Lets see, I've done several Model 700 Barrels.
Strip the rifle.
Strip the boat.
Remove old barrel
True up the face of the reciever
Lap the bolt lugs
Insert the stipped bolt, measure the face of the bolt to the face of the reciever.
Stick the new barrel blank into the lathe.
If not already contoured, couture the barrel to suit you
Find the barrel shank dimensions, and cut the shank.
Thread the barrel shank.
Insert the barrel shank into the action to check for fit. Adjust if necessary.
Chuck the barrel into the preferrerably between centers. Use a steady rest instead of the chuck if possible. (This allows the chamber to fit the bore and not the outside of the barrel)
Take the measurement you got above and add .004 (crush fit).
Chamber the barrel to match, meaning the "go" head space gage sticks out of the chamber using that measurement.
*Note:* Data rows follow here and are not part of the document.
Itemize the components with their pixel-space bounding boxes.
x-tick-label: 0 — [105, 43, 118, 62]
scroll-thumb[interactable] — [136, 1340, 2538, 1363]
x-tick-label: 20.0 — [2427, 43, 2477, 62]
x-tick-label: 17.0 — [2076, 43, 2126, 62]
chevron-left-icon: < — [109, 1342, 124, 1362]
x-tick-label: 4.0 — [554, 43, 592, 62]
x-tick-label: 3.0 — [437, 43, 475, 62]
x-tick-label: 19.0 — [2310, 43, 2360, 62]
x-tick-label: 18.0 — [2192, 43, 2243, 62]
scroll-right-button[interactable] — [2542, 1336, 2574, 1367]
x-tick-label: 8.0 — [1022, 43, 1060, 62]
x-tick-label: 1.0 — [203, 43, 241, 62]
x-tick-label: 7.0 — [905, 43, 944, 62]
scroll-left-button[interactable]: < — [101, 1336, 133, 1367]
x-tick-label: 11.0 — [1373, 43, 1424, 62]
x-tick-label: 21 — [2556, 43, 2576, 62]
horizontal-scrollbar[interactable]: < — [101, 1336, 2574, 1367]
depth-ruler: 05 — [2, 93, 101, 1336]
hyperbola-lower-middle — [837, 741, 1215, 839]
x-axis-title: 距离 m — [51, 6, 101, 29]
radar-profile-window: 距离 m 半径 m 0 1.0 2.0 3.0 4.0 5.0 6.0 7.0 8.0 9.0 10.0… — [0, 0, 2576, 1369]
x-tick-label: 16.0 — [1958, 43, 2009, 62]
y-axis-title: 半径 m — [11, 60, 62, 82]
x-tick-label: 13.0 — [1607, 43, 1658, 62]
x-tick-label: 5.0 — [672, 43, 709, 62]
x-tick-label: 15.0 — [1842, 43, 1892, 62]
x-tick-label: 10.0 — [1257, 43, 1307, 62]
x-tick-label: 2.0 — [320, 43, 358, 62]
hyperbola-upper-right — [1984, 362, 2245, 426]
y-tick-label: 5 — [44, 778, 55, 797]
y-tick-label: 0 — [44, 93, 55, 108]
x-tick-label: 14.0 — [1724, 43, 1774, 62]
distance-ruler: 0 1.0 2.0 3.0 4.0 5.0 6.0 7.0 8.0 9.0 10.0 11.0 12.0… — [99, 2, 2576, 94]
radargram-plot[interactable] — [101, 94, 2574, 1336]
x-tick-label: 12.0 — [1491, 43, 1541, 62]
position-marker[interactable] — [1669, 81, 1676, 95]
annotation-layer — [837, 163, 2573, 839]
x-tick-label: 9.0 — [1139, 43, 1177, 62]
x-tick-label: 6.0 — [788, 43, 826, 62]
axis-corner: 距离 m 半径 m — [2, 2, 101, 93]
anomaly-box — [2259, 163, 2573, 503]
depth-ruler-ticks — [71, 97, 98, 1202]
Install the barrel, check to see the bolt closes on the Go gage, Check to make sure it doesnt close on the No Go gage.
Polish the action and barrel. Polish all the other parts. Toss the barrel and all other parts in the blueing tank.
Clean/oil and put the rifle back together. Again test with the go and no go gages. Test fire the rifle with factory ammo. Test the spent case to see if it fits a case gage.
Mount the Scope, take to the range and sight it in. If you used a good barrel, sighting the rifle in is all the "break in" you need.
Thats the short of it, (though I just wipped that out, so I probably skipped a step or two, maybe got them out of order.
But you get the point. Yeap its easy.
Of course I have thousands of dollars worth of machinery and tooling.
It would be a lot simpler and cheaper to take it to a good gun smith and tell him to re-barrel your rifle.
Edit: Told you I would forget something. The Model 700 barrel shank is has a cut for the bolt to start in the barrel a tad. The barrel shank isnt flush like other rifles.